Darrell Horn

Medal record

Men's athletics

Representing the United States

Pan American Games

= Darrell Horn =

American track and field athlete (born 1939)

Darrell Horn (born August 5, 1939) is an American track and field athlete known for jumping events. He was the silver medalist in the long jump at the 1963 Pan American Games. As a long jumper Horn also finished second in the American championships twice, 1963 and 1965, each time beaten by world record holder Ralph Boston. He also competed in the Olympic Trials twice in the long jump 1960 and 1964, finishing in fifth place both times. He ranked in the worldwide top 10 six times between 1960 and 1966, peaking at #4 in 1963.

As a triple jumper, he also finished second in the American championships twice, 1965 and 1966, both times defeated by Art Walker. He did three Olympic Trials, missing out on a trip to Mexico City by one place in 1968. In both events, he was in second place after the Semi-Olympic Trials, which were held during the 1960s, but was unable to duplicate those performances in the final.

Collegiately he jumped for Oregon State University. High school was Pilot Rock, Oregon High School, where he excelled in the long jump and running events.

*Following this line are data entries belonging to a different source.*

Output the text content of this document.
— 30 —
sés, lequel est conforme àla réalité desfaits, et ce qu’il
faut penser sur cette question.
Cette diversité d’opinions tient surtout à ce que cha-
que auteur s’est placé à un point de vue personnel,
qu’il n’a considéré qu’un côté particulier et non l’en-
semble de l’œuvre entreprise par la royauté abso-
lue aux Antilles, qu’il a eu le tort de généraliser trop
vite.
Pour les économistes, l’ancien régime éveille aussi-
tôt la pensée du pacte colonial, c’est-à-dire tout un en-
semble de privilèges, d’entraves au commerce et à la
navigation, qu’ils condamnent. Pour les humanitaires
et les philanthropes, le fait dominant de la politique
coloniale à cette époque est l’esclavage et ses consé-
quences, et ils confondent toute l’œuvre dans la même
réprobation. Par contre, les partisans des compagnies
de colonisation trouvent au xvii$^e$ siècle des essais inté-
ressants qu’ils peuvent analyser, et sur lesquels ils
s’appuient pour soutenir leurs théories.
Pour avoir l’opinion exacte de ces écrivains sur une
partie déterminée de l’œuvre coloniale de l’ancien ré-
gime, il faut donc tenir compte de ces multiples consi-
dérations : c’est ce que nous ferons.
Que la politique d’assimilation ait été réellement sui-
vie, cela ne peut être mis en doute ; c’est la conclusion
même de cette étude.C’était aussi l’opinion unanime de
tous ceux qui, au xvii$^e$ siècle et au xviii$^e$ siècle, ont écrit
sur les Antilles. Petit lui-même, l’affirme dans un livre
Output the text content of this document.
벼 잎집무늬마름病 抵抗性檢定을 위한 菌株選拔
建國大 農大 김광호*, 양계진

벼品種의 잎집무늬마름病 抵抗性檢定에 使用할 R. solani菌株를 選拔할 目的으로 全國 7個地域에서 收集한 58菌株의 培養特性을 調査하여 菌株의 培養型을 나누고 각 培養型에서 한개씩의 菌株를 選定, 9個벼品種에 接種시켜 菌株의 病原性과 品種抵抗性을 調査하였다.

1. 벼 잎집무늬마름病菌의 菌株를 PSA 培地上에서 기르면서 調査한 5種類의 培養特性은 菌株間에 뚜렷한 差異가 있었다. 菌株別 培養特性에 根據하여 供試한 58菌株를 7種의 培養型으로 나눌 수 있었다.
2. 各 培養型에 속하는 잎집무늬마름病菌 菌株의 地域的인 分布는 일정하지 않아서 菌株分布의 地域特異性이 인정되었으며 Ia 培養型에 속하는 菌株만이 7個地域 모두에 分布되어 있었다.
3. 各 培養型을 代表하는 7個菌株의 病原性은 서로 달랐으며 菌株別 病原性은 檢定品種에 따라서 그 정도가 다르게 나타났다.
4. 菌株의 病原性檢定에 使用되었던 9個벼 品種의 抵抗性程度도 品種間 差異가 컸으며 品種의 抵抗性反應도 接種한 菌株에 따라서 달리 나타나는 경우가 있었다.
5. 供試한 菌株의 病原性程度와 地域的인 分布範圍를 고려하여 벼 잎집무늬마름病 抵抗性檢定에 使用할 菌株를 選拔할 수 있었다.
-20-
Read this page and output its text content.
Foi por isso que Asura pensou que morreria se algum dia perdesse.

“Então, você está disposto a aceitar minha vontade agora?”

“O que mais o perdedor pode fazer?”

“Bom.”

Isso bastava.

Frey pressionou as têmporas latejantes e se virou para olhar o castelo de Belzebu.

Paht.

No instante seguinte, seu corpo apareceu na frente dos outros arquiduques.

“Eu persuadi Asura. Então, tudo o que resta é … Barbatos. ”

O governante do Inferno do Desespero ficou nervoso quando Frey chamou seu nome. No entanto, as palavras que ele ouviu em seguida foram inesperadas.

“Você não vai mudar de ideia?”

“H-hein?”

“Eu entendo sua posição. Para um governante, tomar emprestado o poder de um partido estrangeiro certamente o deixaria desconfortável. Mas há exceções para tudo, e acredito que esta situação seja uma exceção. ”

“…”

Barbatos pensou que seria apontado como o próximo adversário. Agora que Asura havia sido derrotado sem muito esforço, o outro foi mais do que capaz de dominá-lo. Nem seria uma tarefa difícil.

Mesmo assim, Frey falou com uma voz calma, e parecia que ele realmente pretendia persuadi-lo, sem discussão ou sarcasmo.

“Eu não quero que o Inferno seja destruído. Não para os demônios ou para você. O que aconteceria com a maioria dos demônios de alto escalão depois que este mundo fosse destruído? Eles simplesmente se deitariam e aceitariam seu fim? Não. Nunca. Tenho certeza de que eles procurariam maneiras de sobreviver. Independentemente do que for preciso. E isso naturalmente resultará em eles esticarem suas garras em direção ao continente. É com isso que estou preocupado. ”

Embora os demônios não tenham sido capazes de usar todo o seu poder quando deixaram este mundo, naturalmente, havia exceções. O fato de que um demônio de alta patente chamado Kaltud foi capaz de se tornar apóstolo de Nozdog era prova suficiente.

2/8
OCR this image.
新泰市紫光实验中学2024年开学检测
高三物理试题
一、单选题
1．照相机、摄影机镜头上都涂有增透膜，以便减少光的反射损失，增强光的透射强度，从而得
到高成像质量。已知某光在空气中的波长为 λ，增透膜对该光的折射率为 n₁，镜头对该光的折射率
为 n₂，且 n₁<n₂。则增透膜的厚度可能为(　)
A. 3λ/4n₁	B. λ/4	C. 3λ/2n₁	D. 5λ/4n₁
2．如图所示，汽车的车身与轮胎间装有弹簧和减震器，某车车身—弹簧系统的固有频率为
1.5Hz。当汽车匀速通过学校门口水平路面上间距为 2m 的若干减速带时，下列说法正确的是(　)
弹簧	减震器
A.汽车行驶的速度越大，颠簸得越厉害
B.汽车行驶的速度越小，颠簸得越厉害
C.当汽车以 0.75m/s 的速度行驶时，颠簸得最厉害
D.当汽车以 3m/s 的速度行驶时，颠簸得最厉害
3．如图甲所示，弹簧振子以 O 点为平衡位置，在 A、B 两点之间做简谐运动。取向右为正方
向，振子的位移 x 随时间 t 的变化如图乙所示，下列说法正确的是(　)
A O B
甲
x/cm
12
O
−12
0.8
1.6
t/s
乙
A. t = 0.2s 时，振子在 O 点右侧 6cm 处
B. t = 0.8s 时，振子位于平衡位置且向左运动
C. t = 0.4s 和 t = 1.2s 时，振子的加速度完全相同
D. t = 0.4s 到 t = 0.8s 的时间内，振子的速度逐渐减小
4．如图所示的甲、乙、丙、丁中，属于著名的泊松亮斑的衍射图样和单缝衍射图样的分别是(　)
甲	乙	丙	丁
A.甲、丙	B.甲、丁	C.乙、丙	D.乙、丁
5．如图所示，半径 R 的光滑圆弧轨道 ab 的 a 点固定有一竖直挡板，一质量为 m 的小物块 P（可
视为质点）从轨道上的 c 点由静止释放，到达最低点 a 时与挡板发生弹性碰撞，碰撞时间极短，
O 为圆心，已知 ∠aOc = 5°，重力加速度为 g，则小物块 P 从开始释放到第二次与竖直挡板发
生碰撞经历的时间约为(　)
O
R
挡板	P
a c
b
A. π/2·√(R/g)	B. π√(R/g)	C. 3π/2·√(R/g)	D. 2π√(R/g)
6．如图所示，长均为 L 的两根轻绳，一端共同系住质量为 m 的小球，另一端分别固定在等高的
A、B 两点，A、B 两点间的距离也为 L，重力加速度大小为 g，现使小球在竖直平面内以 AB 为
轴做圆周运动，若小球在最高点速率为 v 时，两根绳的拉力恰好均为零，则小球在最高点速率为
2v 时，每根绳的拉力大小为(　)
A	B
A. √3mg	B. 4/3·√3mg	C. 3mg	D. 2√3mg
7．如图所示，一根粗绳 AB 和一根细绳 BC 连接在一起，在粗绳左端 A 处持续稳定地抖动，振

Towards the end of his career he was nominally involved in an attempted professional track league intended for 1970. The league never got off the ground but Horn was among 11 athletes who were listed as potential participants at a time when professionalism of any kind was harshly disciplined. Horn appealed. While other athletes were able to retain their eligibility, Horn didn't make it to the 1972 Trials.

Horn later competed in Masters Track and Field.